Porque junto com o poder também parece vir a reboque a certeza da impunidade. Ser técnico contratado por um País ou mesmo algum tipo de autoridade de alguma área parece colocar esses sujeitos acima do bem e do mal. E basta pensar na quantidade de pessoas "importantes" dos mais variados setores que, recentemente, foram acusados - e até condenados - por assédio. No filme da diretora Lucía Puenzo (do excelente XXY, 2007) e que é estrelado por Karla Souza, vista na série How to Get Away With Murder, temos mais um desses casos "isolados" - dessa vez envolvendo a equipe mexicana de saltos ornamentais, que se prepara para as Olimpíadas de Atenas, 2004. E é em meio às prévias para os jogos, que a parceira de Mariel (Souza) na modalidade sincronizada tem uma severa lesão que lhe retira da disputa. E é então que se técnico Braulio (Hernán Mendoza) recruta a jovem de apenas 14 anos Nadia (Dèja Ebergenyi) para substituí-la.



Só que isso gera certo desconforto em Mariel - uma veterana que foi medalhista olímpica com apenas 15 anos e que, por uma série de lesões e outros problemas, nunca mais conseguiu repetir a mesma performance. Em resumo, ela está indo para os seus últimos jogos antes da aposentadoria. E já com a experiência dos mais de 30 anos de idade, não gostaria de saltar com uma iniciante. E tudo piora quando, ainda no início da preparação, uma notícia cai como uma bomba: a mãe de Nadia, Irene (Fernanda Borches), acusa Braulio de ter assediado a sua filha. O que parece ir contra todas as possibilidades, dada a trajetória do treinador e o respaldo que ele tem em todos os setores. Nessa queda de braço sabemos qual é a ponta mais fraca da equação e qual o lado que sairá perdendo quando uma investigação tem início. E Lucía mantém o espectador o tempo todo em suspense, trafegando no limite da dúvida - como sempre costuma ocorrer nesses casos.

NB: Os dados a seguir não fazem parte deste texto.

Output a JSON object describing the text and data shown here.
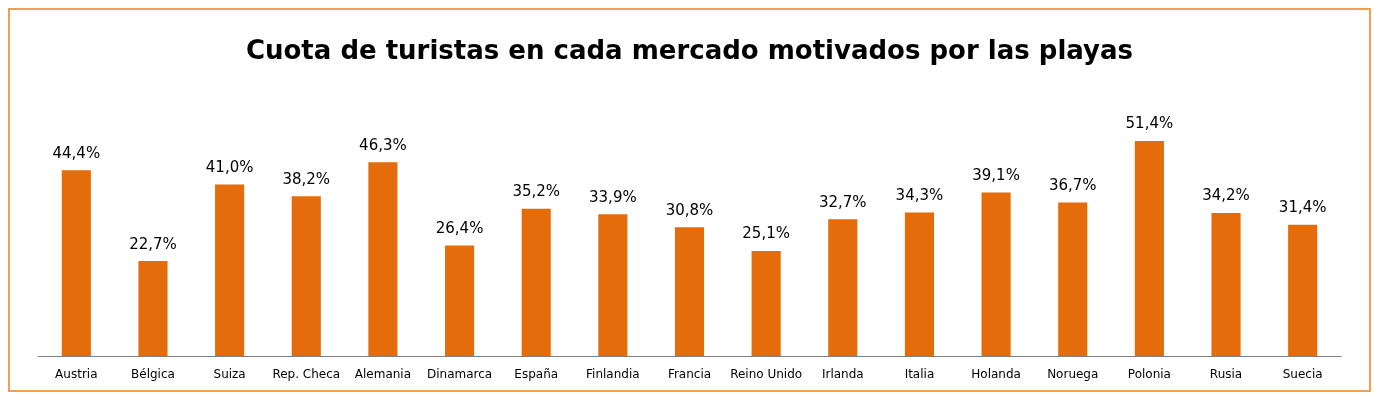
{
  "chart_data": {
    "type": "bar",
    "title": "Cuota de turistas en cada mercado motivados por las playas",
    "categories": [
      "Austria",
      "Bélgica",
      "Suiza",
      "Rep. Checa",
      "Alemania",
      "Dinamarca",
      "España",
      "Finlandia",
      "Francia",
      "Reino Unido",
      "Irlanda",
      "Italia",
      "Holanda",
      "Noruega",
      "Polonia",
      "Rusia",
      "Suecia"
    ],
    "values": [
      44.4,
      22.7,
      41.0,
      38.2,
      46.3,
      26.4,
      35.2,
      33.9,
      30.8,
      25.1,
      32.7,
      34.3,
      39.1,
      36.7,
      51.4,
      34.2,
      31.4
    ],
    "value_labels": [
      "44,4%",
      "22,7%",
      "41,0%",
      "38,2%",
      "46,3%",
      "26,4%",
      "35,2%",
      "33,9%",
      "30,8%",
      "25,1%",
      "32,7%",
      "34,3%",
      "39,1%",
      "36,7%",
      "51,4%",
      "34,2%",
      "31,4%"
    ],
    "color": "#e46c0a",
    "tick_labels": "x"
  }
}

Em linhas gerais a obra pode até ser meio imprevisível em alguns aspectos, mas a construção é envolvente, em meio a idas e vindas e a aproximação dos Jogos. Braulio tem uma amizade de anos com a própria família de Mariel que acredita que, não fosse por ele, e ela nunca teria sido medalhista (e a insistência de todos em reassistir a sua performance vitoriosa do passado parece gerar apenas desconforto). E este aspecto adiciona em um elemento a mais, que nos lembra o fato de que, como muitas pesquisas mostram, em muitos casos o assediador é alguém próximo, que está no convívio diário. Utilizando o próprio mergulho - e o conceito de queda - para posteriormente se reerguer, a obra possui efeito catártico em seu terço final, quando Mariel toma decisões que modificarão a vida de todos ao se redor. Às vezes para que se tenha voz, é preciso alegoricamente se calar. E agir. Karla, aliás, está em uma interpretação belíssima, sendo capaz de transmitir força e vulnerabilidade em todos instantes. Um acerto que está disponível na Amazon.